Halfway into a football game, as part of their warm-up programme, the shoulders drooped. The intensity with which the game was played for the first 15 minutes was missing.
But Virat Kohli was a busy bee, running from one end to the other, switching roles, as he relentlessly chased the ball. Sensing that his team-mates were taking the warm-up exercise lightly, he shouted: “C’mon guys, play it like real men.”
For Virat, there are no half measures in life, not certainly in cricket. He is the face of brave new India, which not only knows what it wants, but also how to get there.
Long ear-marked as the future of Indian cricket, Virat has shown that he will play for the country for a long time in all three formats.
Over the last one month, he has shown that he has got what it takes to take over from Mahendra Singh Dhoni.

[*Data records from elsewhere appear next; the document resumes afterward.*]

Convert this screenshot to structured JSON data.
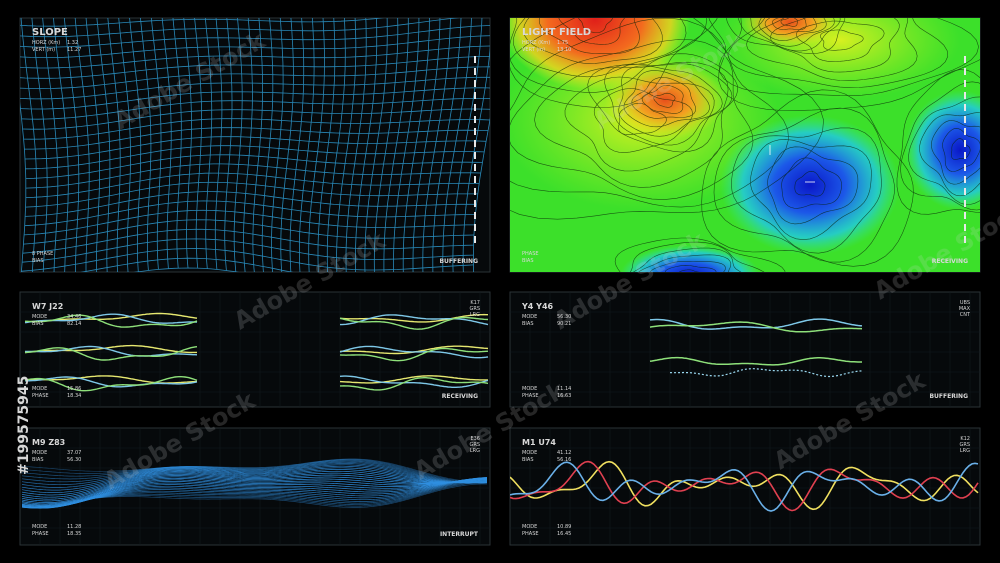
{
  "panels": [
    {
      "title": "SLOPE",
      "readouts": [
        {
          "label": "HORZ (Km)",
          "value": "1.32"
        },
        {
          "label": "VERT (m)",
          "value": "11.27"
        }
      ],
      "side_labels": [],
      "foot_readouts": [
        {
          "label": "8 PHASE"
        },
        {
          "label": "BIAS"
        }
      ],
      "status": "BUFFERING"
    },
    {
      "title": "LIGHT FIELD",
      "readouts": [
        {
          "label": "HORZ (Km)",
          "value": "1.75"
        },
        {
          "label": "VERT (m)",
          "value": "13.10"
        }
      ],
      "side_labels": [],
      "foot_readouts": [
        {
          "label": "PHASE"
        },
        {
          "label": "BIAS"
        }
      ],
      "status": "RECEIVING"
    },
    {
      "title": "W7 J22",
      "readouts": [
        {
          "label": "MODE",
          "value": "34.46"
        },
        {
          "label": "BIAS",
          "value": "82.14"
        }
      ],
      "side_labels": [
        "K17",
        "GRS",
        "LRG"
      ],
      "foot_readouts": [
        {
          "label": "MODE",
          "value": "15.86"
        },
        {
          "label": "PHASE",
          "value": "18.34"
        }
      ],
      "status": "RECEIVING"
    },
    {
      "title": "Y4 Y46",
      "readouts": [
        {
          "label": "MODE",
          "value": "56.30"
        },
        {
          "label": "BIAS",
          "value": "90.21"
        }
      ],
      "side_labels": [
        "UBS",
        "MAX",
        "CNT"
      ],
      "foot_readouts": [
        {
          "label": "MODE",
          "value": "11.14"
        },
        {
          "label": "PHASE",
          "value": "16.63"
        }
      ],
      "status": "BUFFERING"
    },
    {
      "title": "M9 Z83",
      "readouts": [
        {
          "label": "MODE",
          "value": "37.07"
        },
        {
          "label": "BIAS",
          "value": "56.30"
        }
      ],
      "side_labels": [
        "E36",
        "GRS",
        "LRG"
      ],
      "foot_readouts": [
        {
          "label": "MODE",
          "value": "11.28"
        },
        {
          "label": "PHASE",
          "value": "18.35"
        }
      ],
      "status": "INTERRUPT"
    },
    {
      "title": "M1 U74",
      "readouts": [
        {
          "label": "MODE",
          "value": "41.12"
        },
        {
          "label": "BIAS",
          "value": "56.16"
        }
      ],
      "side_labels": [
        "K12",
        "GRS",
        "LRG"
      ],
      "foot_readouts": [
        {
          "label": "MODE",
          "value": "10.89"
        },
        {
          "label": "PHASE",
          "value": "16.45"
        }
      ],
      "status": ""
    }
  ],
  "watermark": "Adobe Stock",
  "stock_id": "#199575945"
}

Unlike Dhoni, Virat is aggressive, not afraid to show his emotions. After Thursday’s nine-wicket drubbing of Zimbabwe, which gave India a 4-0 lead, Virat made his intentions clear; “Winning 5-0 is our aim. We want to end on a high and go home with smile on the face.”

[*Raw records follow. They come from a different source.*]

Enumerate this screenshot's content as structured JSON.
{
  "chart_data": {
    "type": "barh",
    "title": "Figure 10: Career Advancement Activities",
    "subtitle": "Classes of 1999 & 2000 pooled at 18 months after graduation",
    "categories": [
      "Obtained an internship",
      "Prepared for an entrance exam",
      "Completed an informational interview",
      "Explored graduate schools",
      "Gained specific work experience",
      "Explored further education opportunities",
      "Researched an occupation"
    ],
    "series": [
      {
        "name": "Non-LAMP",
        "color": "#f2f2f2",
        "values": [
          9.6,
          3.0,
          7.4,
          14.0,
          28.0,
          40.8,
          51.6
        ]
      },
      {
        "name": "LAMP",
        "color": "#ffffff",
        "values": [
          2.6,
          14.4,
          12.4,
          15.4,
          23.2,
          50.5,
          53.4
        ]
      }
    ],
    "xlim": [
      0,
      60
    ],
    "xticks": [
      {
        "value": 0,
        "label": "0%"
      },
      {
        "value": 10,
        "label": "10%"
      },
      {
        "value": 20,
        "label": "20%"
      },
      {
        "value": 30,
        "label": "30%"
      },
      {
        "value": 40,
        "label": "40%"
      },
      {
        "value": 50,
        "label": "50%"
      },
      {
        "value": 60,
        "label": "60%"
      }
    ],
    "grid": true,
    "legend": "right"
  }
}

During the current series, there have been occasions when Virat has shown leadership qualities. During the first ODI, with India off to a shaky start and Ambati Rayudu for company, Virat showed maturity.
Playing his first game, Rayudu was nervous and had played and missed quite a few times. Virat stepped in to calm Rayudu, who is three years older.
“He’s playing the best cricket possible,” said Rayudu of Virat. “I feel he’s the best in the world right now in the one-day format. He made it a lot easier for me, and I was looking at the way he was constructing his innings - it’s a good learning experience,” said Rayudu.